30.0 mL of 1.50 M NaOH is diluted to 50.0 mL. What is the resulting pH?
mL x M = mL x M
Solve for M NaOH.
That equals (OH^-).
pOH = -log(OH^-)
Then pH + pOH = pKw = 14
Solve for pH.
To find the resulting pH, we need to calculate the concentration of NaOH after dilution and then use that concentration to determine the hydroxide ion concentration ([OH-]).
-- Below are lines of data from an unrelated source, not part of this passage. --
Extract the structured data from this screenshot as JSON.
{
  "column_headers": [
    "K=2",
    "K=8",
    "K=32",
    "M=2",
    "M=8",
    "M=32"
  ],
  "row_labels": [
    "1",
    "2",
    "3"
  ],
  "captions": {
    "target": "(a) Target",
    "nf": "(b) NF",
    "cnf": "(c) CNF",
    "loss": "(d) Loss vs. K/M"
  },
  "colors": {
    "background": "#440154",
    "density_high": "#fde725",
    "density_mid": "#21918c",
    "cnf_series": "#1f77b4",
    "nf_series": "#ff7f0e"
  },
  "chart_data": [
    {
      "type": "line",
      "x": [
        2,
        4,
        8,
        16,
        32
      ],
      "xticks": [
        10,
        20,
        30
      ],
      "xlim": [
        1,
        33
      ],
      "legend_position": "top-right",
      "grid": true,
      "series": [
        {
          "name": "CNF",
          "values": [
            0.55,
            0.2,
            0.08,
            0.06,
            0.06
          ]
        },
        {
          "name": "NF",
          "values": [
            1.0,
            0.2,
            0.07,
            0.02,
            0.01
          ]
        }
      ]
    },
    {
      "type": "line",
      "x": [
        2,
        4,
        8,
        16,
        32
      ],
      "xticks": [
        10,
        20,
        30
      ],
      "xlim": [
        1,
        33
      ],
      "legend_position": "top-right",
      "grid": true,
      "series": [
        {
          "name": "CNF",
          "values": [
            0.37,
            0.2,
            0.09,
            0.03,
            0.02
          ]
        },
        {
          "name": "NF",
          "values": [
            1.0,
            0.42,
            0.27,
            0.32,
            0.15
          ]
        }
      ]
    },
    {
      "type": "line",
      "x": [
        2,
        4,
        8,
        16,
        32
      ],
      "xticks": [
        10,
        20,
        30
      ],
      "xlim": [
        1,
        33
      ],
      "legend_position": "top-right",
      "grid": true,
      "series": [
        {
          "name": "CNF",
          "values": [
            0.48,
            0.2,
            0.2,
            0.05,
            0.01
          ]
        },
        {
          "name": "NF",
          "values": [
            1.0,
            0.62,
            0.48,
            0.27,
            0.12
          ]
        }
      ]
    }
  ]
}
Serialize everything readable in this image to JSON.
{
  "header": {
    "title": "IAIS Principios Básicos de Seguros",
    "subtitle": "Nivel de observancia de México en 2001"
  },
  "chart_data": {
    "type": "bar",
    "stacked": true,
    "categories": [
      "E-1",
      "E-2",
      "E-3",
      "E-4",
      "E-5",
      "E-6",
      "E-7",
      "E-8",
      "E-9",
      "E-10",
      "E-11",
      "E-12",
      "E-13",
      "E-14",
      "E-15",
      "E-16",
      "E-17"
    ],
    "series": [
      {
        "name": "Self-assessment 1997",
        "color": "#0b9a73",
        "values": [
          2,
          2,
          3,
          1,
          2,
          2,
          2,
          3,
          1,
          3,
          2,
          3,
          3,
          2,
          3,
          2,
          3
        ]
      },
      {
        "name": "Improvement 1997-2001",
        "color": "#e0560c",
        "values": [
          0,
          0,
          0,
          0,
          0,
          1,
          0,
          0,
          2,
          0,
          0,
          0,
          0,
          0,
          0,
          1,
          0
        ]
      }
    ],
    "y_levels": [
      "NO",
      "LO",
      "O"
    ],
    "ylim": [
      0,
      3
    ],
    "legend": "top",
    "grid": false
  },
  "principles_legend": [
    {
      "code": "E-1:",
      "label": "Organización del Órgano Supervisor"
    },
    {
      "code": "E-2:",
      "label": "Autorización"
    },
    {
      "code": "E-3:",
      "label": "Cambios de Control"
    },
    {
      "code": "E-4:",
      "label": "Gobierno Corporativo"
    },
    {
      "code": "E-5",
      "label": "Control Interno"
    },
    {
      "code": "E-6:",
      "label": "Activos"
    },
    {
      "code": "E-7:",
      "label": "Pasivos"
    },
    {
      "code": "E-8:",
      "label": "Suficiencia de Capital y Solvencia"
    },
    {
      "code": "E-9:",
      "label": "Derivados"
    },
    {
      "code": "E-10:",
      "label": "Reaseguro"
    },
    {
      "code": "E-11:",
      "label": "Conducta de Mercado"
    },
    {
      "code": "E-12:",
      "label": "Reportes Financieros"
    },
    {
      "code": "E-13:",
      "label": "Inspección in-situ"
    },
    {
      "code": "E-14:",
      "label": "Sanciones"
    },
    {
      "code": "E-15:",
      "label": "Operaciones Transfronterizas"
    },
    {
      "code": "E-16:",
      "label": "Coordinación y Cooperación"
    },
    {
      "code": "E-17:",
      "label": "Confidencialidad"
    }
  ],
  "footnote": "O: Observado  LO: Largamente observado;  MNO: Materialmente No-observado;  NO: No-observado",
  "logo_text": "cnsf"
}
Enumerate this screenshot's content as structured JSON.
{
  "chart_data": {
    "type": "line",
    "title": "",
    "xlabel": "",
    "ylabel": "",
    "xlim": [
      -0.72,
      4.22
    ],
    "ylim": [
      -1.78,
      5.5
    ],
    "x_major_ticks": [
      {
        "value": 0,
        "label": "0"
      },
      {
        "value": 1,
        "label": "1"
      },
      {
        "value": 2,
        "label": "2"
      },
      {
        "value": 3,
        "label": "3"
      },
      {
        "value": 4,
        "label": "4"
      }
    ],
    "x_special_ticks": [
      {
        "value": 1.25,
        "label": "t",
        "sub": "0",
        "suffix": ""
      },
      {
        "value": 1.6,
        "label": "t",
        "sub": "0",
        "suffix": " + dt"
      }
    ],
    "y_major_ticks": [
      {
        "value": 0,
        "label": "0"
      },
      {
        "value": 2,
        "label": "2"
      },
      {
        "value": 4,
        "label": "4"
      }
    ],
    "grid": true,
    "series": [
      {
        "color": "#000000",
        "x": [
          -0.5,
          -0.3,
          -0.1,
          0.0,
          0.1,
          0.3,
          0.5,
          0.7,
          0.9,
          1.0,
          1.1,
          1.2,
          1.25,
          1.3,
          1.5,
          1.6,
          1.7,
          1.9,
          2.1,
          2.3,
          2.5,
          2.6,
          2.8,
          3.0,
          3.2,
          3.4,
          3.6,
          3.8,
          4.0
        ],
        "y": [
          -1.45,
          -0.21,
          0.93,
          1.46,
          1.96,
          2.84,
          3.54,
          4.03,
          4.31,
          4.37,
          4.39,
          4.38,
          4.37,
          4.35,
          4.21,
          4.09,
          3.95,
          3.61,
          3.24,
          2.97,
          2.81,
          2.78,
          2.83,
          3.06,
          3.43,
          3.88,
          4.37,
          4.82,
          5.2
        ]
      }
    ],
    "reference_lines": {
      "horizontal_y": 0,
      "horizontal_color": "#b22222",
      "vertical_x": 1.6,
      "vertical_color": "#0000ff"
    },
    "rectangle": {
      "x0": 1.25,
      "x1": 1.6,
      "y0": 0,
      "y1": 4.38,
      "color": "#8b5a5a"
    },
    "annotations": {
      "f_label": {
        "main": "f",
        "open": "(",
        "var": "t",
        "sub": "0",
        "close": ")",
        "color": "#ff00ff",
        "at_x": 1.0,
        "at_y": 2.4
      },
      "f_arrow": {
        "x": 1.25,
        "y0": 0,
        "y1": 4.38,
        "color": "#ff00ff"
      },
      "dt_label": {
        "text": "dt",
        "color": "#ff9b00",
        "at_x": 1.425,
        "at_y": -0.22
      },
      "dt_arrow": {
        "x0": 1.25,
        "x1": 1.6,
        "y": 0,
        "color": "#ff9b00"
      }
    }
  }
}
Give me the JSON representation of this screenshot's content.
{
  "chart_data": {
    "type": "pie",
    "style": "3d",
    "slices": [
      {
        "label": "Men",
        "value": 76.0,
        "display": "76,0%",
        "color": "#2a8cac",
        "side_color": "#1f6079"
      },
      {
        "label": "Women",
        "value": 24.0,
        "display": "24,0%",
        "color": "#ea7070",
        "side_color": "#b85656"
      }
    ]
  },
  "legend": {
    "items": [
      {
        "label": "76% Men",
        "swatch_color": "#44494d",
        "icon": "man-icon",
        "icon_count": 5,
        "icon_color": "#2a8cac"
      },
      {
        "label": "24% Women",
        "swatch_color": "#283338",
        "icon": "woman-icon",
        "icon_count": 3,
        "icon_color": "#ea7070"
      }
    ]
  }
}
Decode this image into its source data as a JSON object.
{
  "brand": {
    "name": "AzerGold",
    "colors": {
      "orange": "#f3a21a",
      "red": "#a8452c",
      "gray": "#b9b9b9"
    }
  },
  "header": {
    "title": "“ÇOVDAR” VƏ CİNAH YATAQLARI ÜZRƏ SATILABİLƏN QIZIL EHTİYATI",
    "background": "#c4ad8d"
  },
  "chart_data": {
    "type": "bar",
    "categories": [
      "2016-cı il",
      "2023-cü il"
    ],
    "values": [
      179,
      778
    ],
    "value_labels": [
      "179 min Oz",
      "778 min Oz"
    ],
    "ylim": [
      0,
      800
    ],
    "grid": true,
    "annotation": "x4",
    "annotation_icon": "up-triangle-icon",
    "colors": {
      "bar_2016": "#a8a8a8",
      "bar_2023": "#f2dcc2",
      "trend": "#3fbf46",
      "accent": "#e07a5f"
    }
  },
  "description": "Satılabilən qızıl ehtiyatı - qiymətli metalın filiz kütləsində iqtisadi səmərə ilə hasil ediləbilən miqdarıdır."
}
To calculate the concentration after dilution, we can use the formula:
C1V1 = C2V2
Where:
C1 = initial concentration
V1 = initial volume
C2 = final concentration
V2 = final volume
In this case:
C1 = 1.50 M (initial concentration)
V1 = 30.0 mL (initial volume)
C2 = ? (final concentration)
V2 = 50.0 mL (final volume)
Plugging in the values:
1.50 M * 30.0 mL = C2 * 50.0 mL
Calculating C2:
C2 = (1.50 M * 30.0 mL) / 50.0 mL
C2 = 0.90 M
After dilution, the concentration of NaOH is 0.90 M.
Now, we can determine the hydroxide ion concentration ([OH-]) from the concentration of NaOH (0.90 M) since NaOH is a strong base that fully dissociates in water:
[OH-] = concentration of NaOH
Therefore, [OH-] = 0.90 M
To calculate the pOH, we use the formula:
pOH = -log [OH-]
pOH = -log (0.90 M)
Using a calculator, we find:
pOH = 0.046
Finally, to find the pH, we use the equation:
pH = 14 - pOH
pH = 14 - 0.046
Calculating the pH:
pH = 13.954
The resulting pH after dilution is approximately 13.954.